For convenience of description, our supposition has following application example:
Every 10ms signal is added up once, added up altogether 1024 times, obtain waiting for that detection signal is S=[S1, S2 ... S1024], the Symlets small echo Sym3 that adopts, its filter length is 6, but its maximum decomposed class is MaxLev=7, and the present invention is specific as follows:
1). the statistics [S1, S2 ... S1024] total flow, computational methods are as follows:
Sum=S1+S2+...+S1024; Sum is a total flow;
2). calculate average discharge, computational methods are as follows:
Average=sum/1024; Average is an average discharge;
3). signal S is carried out boundary extension, and method is as follows;
[S1, S2...S1024, average, average ... average], use average discharge average to carry out boundary extension, signal length is 1030 after the continuation;
4) to signal S with small echo high pass, low pass filter carry out convolution and the down-sampling branch is clipped to detail signal d and approximate signal a;
5) pairing approximation signal a=[a
J, 1, a
J, 2... ..a
J, nj], wherein j is a decomposed class, j ∈ [1, MaxLev] adopts processing method identical from the step 1) to the step 3):
● at first add up total flow sum=a
J, 1+ a
J, 2+ ...+a
J, njSum is the total flow of approximate signal a, and its length is nj, represents the length of the approximate signal a that the j level is decomposed, and j is a decomposed class;
● calculate average discharge average=sum/nj;
● pairing approximation signal a prolongs to draw together and is [a
J, 1, a
J, 2... a
J, nj, average, average ... average], use average discharge average to carry out boundary extension, signal length is nj+WLen after the continuation.

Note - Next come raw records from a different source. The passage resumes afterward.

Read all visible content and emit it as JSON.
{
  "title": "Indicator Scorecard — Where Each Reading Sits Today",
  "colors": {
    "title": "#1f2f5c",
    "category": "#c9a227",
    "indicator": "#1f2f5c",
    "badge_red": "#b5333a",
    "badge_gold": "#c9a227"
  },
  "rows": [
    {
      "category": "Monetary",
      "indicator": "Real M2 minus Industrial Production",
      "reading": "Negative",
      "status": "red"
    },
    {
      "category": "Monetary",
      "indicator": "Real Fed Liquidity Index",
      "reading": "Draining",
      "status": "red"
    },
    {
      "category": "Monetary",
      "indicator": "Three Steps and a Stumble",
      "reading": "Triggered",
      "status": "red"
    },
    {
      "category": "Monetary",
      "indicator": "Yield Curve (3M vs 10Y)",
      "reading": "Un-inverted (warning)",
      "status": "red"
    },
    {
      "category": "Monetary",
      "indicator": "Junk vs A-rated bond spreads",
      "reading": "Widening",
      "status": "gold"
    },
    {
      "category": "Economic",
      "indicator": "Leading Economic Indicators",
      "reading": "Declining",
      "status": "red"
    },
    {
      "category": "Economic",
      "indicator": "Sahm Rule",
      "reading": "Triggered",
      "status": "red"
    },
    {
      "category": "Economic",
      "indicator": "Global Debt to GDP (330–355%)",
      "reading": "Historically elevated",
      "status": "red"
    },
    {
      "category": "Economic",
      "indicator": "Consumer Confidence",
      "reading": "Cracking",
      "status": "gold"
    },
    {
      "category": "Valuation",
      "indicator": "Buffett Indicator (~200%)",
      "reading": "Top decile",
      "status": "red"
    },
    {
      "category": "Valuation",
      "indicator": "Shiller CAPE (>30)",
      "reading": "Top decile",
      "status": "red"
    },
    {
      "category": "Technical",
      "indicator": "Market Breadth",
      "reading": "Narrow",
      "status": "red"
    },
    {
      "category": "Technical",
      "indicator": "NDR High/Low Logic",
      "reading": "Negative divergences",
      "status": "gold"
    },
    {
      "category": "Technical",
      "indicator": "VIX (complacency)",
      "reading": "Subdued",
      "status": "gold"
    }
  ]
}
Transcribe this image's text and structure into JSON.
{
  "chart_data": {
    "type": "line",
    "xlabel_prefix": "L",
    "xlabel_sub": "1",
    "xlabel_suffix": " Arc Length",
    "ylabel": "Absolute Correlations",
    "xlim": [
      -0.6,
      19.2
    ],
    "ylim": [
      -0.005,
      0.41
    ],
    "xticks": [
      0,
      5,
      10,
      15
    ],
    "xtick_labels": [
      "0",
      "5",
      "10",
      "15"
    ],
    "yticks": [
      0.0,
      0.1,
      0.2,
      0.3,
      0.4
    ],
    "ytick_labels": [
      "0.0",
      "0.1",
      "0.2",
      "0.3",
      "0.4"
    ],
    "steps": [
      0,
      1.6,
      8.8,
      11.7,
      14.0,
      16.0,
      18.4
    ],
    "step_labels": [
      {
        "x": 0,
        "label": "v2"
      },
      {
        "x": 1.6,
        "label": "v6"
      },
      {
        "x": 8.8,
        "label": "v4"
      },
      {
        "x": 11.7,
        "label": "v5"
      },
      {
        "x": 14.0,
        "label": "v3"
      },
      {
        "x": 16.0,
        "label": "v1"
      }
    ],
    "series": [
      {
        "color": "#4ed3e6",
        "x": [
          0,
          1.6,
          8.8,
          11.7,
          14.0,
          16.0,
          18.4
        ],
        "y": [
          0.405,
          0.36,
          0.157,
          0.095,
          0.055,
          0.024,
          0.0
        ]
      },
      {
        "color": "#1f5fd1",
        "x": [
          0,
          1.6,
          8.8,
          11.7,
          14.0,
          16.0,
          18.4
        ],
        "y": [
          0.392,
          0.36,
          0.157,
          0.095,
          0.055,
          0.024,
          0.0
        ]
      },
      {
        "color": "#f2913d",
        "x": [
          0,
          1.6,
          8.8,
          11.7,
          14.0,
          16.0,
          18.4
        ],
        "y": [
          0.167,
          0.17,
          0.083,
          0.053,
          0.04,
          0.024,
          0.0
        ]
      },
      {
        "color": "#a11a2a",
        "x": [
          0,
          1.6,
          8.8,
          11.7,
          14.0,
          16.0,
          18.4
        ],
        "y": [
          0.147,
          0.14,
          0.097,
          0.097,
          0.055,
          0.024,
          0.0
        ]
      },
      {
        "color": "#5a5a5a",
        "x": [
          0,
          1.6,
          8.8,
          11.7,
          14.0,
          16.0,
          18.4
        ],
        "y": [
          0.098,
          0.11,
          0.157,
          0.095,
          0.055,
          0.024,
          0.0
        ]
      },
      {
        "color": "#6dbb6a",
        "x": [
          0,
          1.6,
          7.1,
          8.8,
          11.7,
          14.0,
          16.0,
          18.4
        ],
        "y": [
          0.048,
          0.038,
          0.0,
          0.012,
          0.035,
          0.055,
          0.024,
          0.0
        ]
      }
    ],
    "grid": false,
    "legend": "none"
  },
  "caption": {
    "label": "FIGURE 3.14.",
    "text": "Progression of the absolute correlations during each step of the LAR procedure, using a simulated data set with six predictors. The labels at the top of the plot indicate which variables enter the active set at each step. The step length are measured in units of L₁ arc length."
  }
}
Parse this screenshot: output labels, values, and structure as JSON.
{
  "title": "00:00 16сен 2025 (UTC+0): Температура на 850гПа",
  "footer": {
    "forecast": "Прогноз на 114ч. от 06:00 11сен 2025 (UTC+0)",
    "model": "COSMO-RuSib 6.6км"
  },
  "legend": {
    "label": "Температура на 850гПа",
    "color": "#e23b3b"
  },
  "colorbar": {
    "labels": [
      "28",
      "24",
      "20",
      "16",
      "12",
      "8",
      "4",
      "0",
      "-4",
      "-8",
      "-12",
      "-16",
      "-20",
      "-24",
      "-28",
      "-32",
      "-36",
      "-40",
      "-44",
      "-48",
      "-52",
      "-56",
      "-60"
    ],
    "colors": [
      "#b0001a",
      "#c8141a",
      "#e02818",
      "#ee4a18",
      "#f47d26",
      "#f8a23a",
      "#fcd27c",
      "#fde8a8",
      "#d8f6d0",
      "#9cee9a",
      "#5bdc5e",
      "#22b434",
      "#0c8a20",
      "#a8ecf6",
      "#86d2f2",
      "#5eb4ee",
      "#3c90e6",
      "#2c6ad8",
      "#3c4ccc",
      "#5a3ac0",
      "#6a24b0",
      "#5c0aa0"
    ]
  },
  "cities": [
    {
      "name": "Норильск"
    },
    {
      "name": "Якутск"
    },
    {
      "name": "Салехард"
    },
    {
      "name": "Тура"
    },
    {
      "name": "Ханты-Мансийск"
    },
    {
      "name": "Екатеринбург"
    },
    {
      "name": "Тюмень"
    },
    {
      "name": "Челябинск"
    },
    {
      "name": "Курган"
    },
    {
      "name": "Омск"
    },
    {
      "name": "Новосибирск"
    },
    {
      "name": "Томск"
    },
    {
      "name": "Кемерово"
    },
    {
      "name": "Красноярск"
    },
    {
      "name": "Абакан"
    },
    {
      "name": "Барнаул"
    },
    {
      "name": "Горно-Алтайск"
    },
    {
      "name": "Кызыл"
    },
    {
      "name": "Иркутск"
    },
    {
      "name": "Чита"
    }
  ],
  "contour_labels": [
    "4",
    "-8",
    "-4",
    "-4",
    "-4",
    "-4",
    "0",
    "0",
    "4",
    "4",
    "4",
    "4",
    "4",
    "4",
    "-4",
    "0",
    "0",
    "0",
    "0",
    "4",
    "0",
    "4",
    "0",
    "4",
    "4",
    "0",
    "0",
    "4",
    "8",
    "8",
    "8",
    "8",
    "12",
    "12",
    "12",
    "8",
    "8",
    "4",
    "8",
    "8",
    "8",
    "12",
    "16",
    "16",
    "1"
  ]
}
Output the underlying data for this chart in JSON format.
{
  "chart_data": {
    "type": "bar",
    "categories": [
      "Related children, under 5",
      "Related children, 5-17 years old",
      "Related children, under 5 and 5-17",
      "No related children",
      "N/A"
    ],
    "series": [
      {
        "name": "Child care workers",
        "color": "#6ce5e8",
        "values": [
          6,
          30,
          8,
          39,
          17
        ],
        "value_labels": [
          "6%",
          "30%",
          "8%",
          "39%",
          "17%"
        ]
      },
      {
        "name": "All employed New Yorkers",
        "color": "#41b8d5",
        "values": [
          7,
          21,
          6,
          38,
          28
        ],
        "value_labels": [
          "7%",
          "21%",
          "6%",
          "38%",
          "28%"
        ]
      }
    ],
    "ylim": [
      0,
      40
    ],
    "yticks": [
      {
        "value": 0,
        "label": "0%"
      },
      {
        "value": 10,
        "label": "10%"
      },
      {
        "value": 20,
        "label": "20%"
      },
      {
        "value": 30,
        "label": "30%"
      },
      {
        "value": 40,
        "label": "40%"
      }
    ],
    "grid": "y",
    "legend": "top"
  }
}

Utilize traffic statistics to carry out the multiple dimensioned detail coefficients d that BORDER PROCESSING obtained and preserved corresponding each yardstick
1, k1, d
2, k2... d
I, ki... d
MaxLev, kMaxtev(k wherein
iFor decomposing the signal length that decomposites in the progression, wherein at each grade
With 1,2......7 carries out the linear fit parameter Estimation under the meaning of mean square error minimum, calculates the Hurst parameter.Can judge whether to take place ddos attack according to Hurst parameter size.Determination methods is as follows:
● when the Hurst parameter greater than 0.6 the time, think that network traffics are normal.
● when the Hurst parameter changes, provide " DDoS may take place " warning information between 0.5-0.6.
● when the Hurst parameter less than 0.5 the time, then judge ddos attack taken place.